There are currently 6 FDA-approved chimeric antigen receptor (CAR)-T therapies. These have demonstrated striking efficacy in sensitive individuals across several hematological malignancies. But 90% of cancers are solid tumors, and these continue to remain a significant challenge for cell therapy.
One reason for this is that CAR-T therapies can only target antigens expressed at the tumor cell surface, representing just 10% of the proteome. T-cell receptors (TCRs), on the other hand, are able to access antigens derived from the entire tumor cell proteome by targeting intracellularly processed and subsequently externalized peptides presented in the context of major histocompatibility antigen class 1 (MHC class 1). There are several examples of T-cell therapies engineered to express tumor antigen-specific TCRs (TCR-Ts) that have shown clinical efficacy in solid tumors. The first of these is expected to achieve regulatory approval in the next year or so.
One disadvantage of currently approved CAR-T therapies and potentially soon-to-be-approved TCR-T therapy is that they are autologous, being manufactured from an individual patient’s cells.

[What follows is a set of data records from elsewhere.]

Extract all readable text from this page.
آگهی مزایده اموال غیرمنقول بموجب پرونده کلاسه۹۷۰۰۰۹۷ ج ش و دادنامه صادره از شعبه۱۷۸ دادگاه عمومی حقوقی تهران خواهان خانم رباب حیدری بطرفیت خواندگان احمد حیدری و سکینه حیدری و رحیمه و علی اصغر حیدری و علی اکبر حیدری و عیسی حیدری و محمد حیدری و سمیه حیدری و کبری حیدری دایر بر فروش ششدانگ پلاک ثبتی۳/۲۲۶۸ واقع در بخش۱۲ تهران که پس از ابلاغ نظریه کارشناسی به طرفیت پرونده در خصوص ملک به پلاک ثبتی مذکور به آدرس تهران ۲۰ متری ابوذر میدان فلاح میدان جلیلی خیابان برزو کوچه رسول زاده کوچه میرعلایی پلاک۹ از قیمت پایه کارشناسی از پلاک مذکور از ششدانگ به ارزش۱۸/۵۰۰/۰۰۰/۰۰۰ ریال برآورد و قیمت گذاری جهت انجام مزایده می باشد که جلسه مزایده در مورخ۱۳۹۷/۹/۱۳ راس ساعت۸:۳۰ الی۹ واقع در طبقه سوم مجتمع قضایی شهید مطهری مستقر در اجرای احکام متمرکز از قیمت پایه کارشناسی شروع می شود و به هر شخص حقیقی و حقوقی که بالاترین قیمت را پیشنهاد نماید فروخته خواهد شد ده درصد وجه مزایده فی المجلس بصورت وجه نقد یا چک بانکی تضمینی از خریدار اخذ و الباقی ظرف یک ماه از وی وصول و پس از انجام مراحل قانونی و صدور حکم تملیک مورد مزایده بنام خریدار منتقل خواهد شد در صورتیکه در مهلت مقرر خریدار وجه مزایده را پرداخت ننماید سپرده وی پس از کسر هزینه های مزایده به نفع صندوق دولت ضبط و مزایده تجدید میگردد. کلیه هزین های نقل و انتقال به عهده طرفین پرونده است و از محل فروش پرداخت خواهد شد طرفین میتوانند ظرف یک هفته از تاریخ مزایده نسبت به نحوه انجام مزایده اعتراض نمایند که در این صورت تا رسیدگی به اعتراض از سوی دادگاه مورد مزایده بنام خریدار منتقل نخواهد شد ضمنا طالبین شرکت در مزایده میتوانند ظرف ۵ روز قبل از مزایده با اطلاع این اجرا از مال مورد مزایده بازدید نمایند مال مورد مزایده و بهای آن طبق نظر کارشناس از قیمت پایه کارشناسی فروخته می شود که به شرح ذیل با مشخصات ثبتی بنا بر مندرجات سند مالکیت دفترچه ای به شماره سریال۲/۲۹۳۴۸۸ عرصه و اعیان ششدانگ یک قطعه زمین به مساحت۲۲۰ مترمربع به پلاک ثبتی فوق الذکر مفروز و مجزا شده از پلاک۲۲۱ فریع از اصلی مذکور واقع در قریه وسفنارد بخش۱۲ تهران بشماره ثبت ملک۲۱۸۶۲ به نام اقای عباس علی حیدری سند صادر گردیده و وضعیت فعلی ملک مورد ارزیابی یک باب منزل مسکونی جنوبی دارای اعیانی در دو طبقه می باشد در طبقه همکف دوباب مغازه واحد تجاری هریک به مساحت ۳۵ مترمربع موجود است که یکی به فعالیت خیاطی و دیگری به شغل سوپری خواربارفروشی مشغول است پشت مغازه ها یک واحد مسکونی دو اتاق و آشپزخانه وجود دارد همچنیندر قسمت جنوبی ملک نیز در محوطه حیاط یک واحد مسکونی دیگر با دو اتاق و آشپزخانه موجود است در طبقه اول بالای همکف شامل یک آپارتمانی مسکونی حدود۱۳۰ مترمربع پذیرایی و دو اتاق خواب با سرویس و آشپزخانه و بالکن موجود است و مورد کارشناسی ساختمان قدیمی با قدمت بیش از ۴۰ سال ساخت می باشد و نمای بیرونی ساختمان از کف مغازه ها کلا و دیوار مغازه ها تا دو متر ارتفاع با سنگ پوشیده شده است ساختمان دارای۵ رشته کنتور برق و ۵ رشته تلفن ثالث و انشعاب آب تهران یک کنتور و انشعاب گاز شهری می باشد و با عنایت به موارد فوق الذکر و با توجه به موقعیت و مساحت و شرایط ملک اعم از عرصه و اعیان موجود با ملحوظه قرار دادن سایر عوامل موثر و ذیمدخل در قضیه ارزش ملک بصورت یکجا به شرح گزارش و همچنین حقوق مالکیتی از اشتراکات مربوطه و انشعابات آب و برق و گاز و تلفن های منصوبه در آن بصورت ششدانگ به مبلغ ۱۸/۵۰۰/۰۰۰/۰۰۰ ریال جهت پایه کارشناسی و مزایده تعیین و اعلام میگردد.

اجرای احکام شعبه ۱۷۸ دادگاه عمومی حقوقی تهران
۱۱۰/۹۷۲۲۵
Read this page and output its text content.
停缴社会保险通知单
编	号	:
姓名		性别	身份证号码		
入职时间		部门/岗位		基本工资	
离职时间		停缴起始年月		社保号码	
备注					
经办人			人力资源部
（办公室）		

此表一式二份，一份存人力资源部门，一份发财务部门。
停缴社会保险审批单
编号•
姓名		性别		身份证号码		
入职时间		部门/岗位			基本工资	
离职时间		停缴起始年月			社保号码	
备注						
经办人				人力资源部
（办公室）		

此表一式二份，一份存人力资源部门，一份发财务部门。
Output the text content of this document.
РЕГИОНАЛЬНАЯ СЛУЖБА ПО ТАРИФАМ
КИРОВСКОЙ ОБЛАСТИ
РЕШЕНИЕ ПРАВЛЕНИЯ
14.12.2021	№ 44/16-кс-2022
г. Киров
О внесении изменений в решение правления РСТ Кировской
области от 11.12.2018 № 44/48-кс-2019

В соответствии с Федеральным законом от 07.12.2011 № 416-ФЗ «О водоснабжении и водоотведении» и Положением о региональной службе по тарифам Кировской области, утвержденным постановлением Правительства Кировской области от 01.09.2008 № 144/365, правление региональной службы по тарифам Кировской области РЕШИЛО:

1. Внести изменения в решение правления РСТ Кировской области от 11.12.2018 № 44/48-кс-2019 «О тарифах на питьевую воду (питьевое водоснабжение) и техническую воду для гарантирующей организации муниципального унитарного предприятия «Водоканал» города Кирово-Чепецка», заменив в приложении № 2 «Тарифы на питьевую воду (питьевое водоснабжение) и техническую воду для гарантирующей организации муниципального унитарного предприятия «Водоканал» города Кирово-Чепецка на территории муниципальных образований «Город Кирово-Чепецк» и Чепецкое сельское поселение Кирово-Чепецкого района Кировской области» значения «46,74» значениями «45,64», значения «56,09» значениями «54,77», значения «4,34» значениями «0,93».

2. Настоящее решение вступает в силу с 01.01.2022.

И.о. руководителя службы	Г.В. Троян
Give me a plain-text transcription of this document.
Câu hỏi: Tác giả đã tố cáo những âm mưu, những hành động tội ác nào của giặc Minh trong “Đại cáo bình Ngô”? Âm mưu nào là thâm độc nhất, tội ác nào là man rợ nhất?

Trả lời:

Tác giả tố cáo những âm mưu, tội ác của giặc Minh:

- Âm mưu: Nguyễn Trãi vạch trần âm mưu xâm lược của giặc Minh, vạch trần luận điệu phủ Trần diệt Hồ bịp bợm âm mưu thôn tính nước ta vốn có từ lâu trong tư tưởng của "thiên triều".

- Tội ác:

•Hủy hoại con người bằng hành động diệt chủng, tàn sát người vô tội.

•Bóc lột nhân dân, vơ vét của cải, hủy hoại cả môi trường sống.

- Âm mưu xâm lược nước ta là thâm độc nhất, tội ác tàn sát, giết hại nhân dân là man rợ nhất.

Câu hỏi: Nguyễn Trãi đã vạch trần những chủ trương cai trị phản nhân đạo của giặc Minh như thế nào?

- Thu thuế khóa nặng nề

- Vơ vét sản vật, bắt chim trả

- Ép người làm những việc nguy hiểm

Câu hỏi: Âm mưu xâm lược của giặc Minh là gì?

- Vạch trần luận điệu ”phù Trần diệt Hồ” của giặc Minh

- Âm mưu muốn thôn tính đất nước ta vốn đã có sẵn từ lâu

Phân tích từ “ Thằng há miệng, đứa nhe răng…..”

This results in a manufacturing delay – during which time the patient’s disease may progress – as well as potential manufacturing failure, high cost of goods, a limited ability to safely and efficiently introduce cellular edits, and product heterogeneity, as each manufacturing run is derived from an individual patient.
Natural killer (NK) cell therapy is an emerging therapeutic modality that has demonstrated efficacy, and a safety profile that may be more favorable than that of T-cell therapies. One advantage of NK cells is that they can be administered allogeneically (from a donor who is not the patient) and without the need for gene editing, as they do not express an endogenous TCR and consequently have no risk of graft-versus-host disease (GvHD) – a significant potential issue for allogeneic T cell therapies. This means that they can be manufactured from healthy donor cells to produce potentially hundreds of clinical doses from a single manufacturing run. This substantially lowers the cost of goods and allows for a more homogeneous product.
Replay has partnered with The University of Texas MD Anderson Cancer Center to incorporate Syena, a pioneering TCR-NK cell therapy product company. Led by Katy Rezvani, MD, PhD, the Company is initiating first-in-human TCR-NK cell clinical studies in sarcoma and myeloma that combine the advantages of TCRs with those of NK cells. These first-in-class engineered TCR-NK cell therapies have significant potential to address patients with high unmet medical needs in a safe, effective, scalable, and cost-effective manner.